Once we have fit_transformed our data (allowing for vtreat magic to work), we can introduce `catboost` into our Pipeline.  

```python
catboost_clf = CatBoostClassifier()

train_vlaid = Split(name="train_vlaid")
vlaid = Split(name="vlaid")
for fold_name, (train_vlaid.idx, vlaid.idx) in enumerate(StratifiedSplitValid(_train_X, train.y, n_split=5, train_size=0.9) ):
    train_vlaid, vlaid = get_split_from_idx(_train_X, train.y, train_vlaid, vlaid)

    pipe.steps.append(("catboost_clf",catboost_clf))
    
    pipe.fit(train_size.X, train_vlaid.y,
            catboost_clf__eval_set=[(valid.X, valid.y)],
    )
    
```
Notice the two following things:  
1. Using `pipe.steps.append` we are able to introduce steps into the pipeline that could not be initially part of the workflow.  
2. Adding paramters into the steps within the pipeline requies the usage of double dunder for [nested paramters](https://scikit-learn.org/stable/modules/compose.html#nested-parameters).  

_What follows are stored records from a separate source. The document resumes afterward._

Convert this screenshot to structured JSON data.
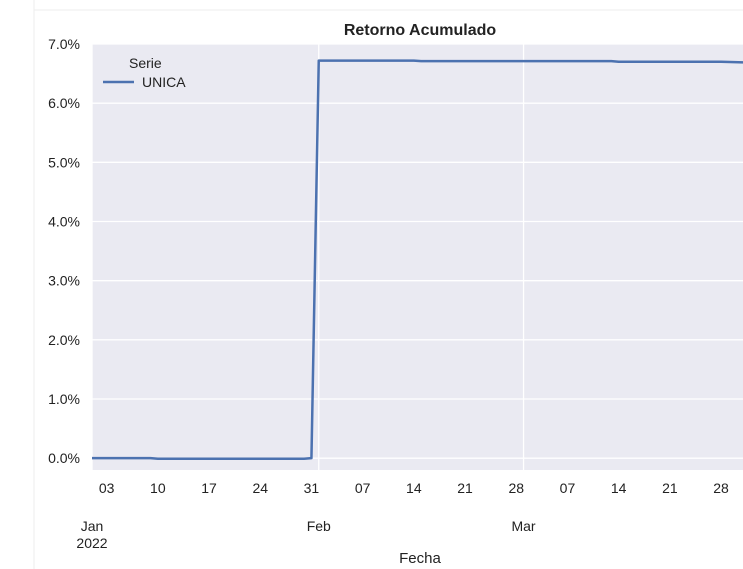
{
  "chart_data": {
    "type": "line",
    "title": "Retorno Acumulado",
    "xlabel": "Fecha",
    "ylabel": "",
    "x_range": [
      "2022-01-01",
      "2022-03-31"
    ],
    "ylim": [
      -0.002,
      0.07
    ],
    "grid": true,
    "legend": {
      "title": "Serie",
      "placement": "top-left"
    },
    "yticks": [
      {
        "value": 0.0,
        "label": "0.0%"
      },
      {
        "value": 0.01,
        "label": "1.0%"
      },
      {
        "value": 0.02,
        "label": "2.0%"
      },
      {
        "value": 0.03,
        "label": "3.0%"
      },
      {
        "value": 0.04,
        "label": "4.0%"
      },
      {
        "value": 0.05,
        "label": "5.0%"
      },
      {
        "value": 0.06,
        "label": "6.0%"
      },
      {
        "value": 0.07,
        "label": "7.0%"
      }
    ],
    "xticks_minor": [
      {
        "date": "2022-01-03",
        "label": "03"
      },
      {
        "date": "2022-01-10",
        "label": "10"
      },
      {
        "date": "2022-01-17",
        "label": "17"
      },
      {
        "date": "2022-01-24",
        "label": "24"
      },
      {
        "date": "2022-01-31",
        "label": "31"
      },
      {
        "date": "2022-02-07",
        "label": "07"
      },
      {
        "date": "2022-02-14",
        "label": "14"
      },
      {
        "date": "2022-02-21",
        "label": "21"
      },
      {
        "date": "2022-02-28",
        "label": "28"
      },
      {
        "date": "2022-03-07",
        "label": "07"
      },
      {
        "date": "2022-03-14",
        "label": "14"
      },
      {
        "date": "2022-03-21",
        "label": "21"
      },
      {
        "date": "2022-03-28",
        "label": "28"
      }
    ],
    "xticks_major": [
      {
        "date": "2022-01-01",
        "label": "Jan",
        "sublabel": "2022"
      },
      {
        "date": "2022-02-01",
        "label": "Feb",
        "sublabel": ""
      },
      {
        "date": "2022-03-01",
        "label": "Mar",
        "sublabel": ""
      }
    ],
    "series": [
      {
        "name": "UNICA",
        "color": "#4c72b0",
        "points": [
          {
            "x": "2022-01-01",
            "y": 0.0
          },
          {
            "x": "2022-01-09",
            "y": 0.0
          },
          {
            "x": "2022-01-10",
            "y": -0.0001
          },
          {
            "x": "2022-01-30",
            "y": -0.0001
          },
          {
            "x": "2022-01-31",
            "y": 0.0
          },
          {
            "x": "2022-02-01",
            "y": 0.0672
          },
          {
            "x": "2022-02-14",
            "y": 0.0672
          },
          {
            "x": "2022-02-15",
            "y": 0.0671
          },
          {
            "x": "2022-03-13",
            "y": 0.0671
          },
          {
            "x": "2022-03-14",
            "y": 0.067
          },
          {
            "x": "2022-03-28",
            "y": 0.067
          },
          {
            "x": "2022-03-31",
            "y": 0.0669
          }
        ]
      }
    ]
  }
}
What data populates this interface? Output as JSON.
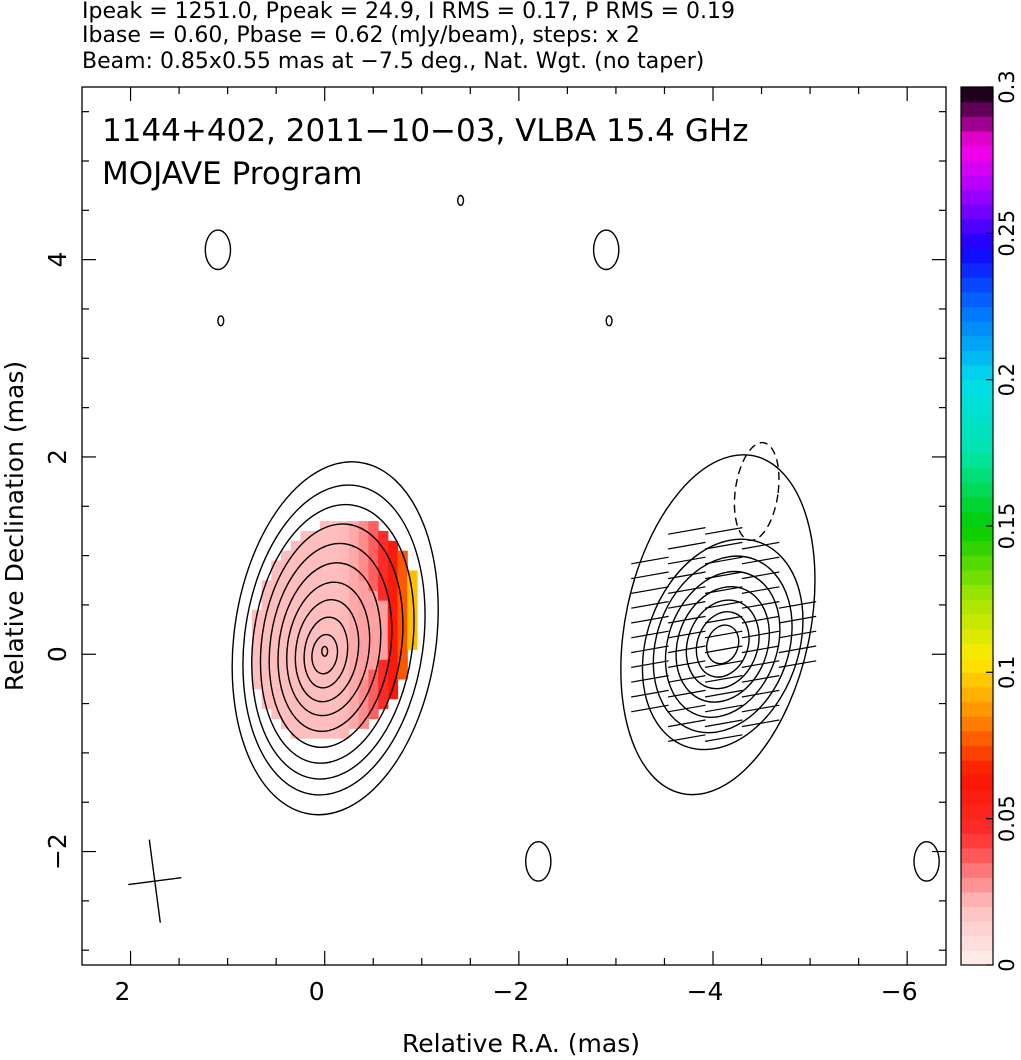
{
  "header": {
    "line1": "Ipeak = 1251.0, Ppeak = 24.9, I RMS = 0.17, P RMS = 0.19",
    "line2": "Ibase = 0.60, Pbase = 0.62 (mJy/beam), steps: x 2",
    "line3": "Beam: 0.85x0.55 mas at −7.5 deg., Nat. Wgt. (no taper)"
  },
  "chart_data": {
    "type": "heatmap",
    "title": "1144+402, 2011−10−03, VLBA 15.4 GHz",
    "subtitle": "MOJAVE Program",
    "xlabel": "Relative R.A. (mas)",
    "ylabel": "Relative Declination (mas)",
    "xlim": [
      2.5,
      -6.4
    ],
    "ylim": [
      -3.15,
      5.75
    ],
    "xticks": [
      2,
      0,
      -2,
      -4,
      -6
    ],
    "xtick_labels": [
      "2",
      "0",
      "−2",
      "−4",
      "−6"
    ],
    "yticks": [
      -2,
      0,
      2,
      4
    ],
    "ytick_labels": [
      "−2",
      "0",
      "2",
      "4"
    ],
    "colorbar": {
      "range": [
        0,
        0.3
      ],
      "ticks": [
        0,
        0.05,
        0.1,
        0.15,
        0.2,
        0.25,
        0.3
      ],
      "tick_labels": [
        "0",
        "0.05",
        "0.1",
        "0.15",
        "0.2",
        "0.25",
        "0.3"
      ]
    },
    "left_panel": {
      "center": [
        0,
        0
      ],
      "contour_semi_axes_mas": [
        [
          1.04,
          1.8
        ],
        [
          0.92,
          1.58
        ],
        [
          0.82,
          1.4
        ],
        [
          0.72,
          1.22
        ],
        [
          0.62,
          1.04
        ],
        [
          0.52,
          0.86
        ],
        [
          0.42,
          0.68
        ],
        [
          0.32,
          0.52
        ],
        [
          0.22,
          0.36
        ],
        [
          0.13,
          0.2
        ]
      ],
      "fractional_polarization_map": {
        "x_range": [
          0.75,
          -0.95
        ],
        "y_range": [
          -0.95,
          1.45
        ],
        "min_value": 0.02,
        "max_value": 0.13
      }
    },
    "right_panel": {
      "center": [
        -4.0,
        0.05
      ],
      "contour_semi_axes_mas": [
        [
          0.95,
          1.75
        ],
        [
          0.78,
          1.1
        ],
        [
          0.68,
          0.92
        ],
        [
          0.56,
          0.76
        ],
        [
          0.46,
          0.6
        ],
        [
          0.36,
          0.46
        ],
        [
          0.26,
          0.34
        ],
        [
          0.16,
          0.2
        ]
      ],
      "evpa_vector_angle_deg": -10
    },
    "noise_contours": [
      {
        "x": 1.1,
        "y": 4.1
      },
      {
        "x": -2.9,
        "y": 4.1
      },
      {
        "x": -2.2,
        "y": -2.1
      },
      {
        "x": -6.2,
        "y": -2.1
      },
      {
        "x": 1.07,
        "y": 3.38
      },
      {
        "x": -2.93,
        "y": 3.38
      },
      {
        "x": -1.4,
        "y": 4.6
      },
      {
        "x": 0,
        "y": 0.03
      }
    ],
    "beam": {
      "major_mas": 0.85,
      "minor_mas": 0.55,
      "pa_deg": -7.5
    }
  }
}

Finally we can get some result  

```python
test.pred_class = pipe.(test.X)  
test.pred_proba = pipe.pred_proba(test.X)[:,1]
```  

Now lets say we want to analyse our model and analyse some specific observations or generate our confusion_matrix we can run the following code:  

```python

from sklearn.metrics import confusion_matrix
conf_matrix_test = confusion_matrix(y_true=test.y, y_pred=test.pred_class )

```





## Conclusion  

This blog post outlined the advantages for using Pipelines and Dataclasses.  

I hope the example illustrated the potentail for such usage and inspires you to try them out.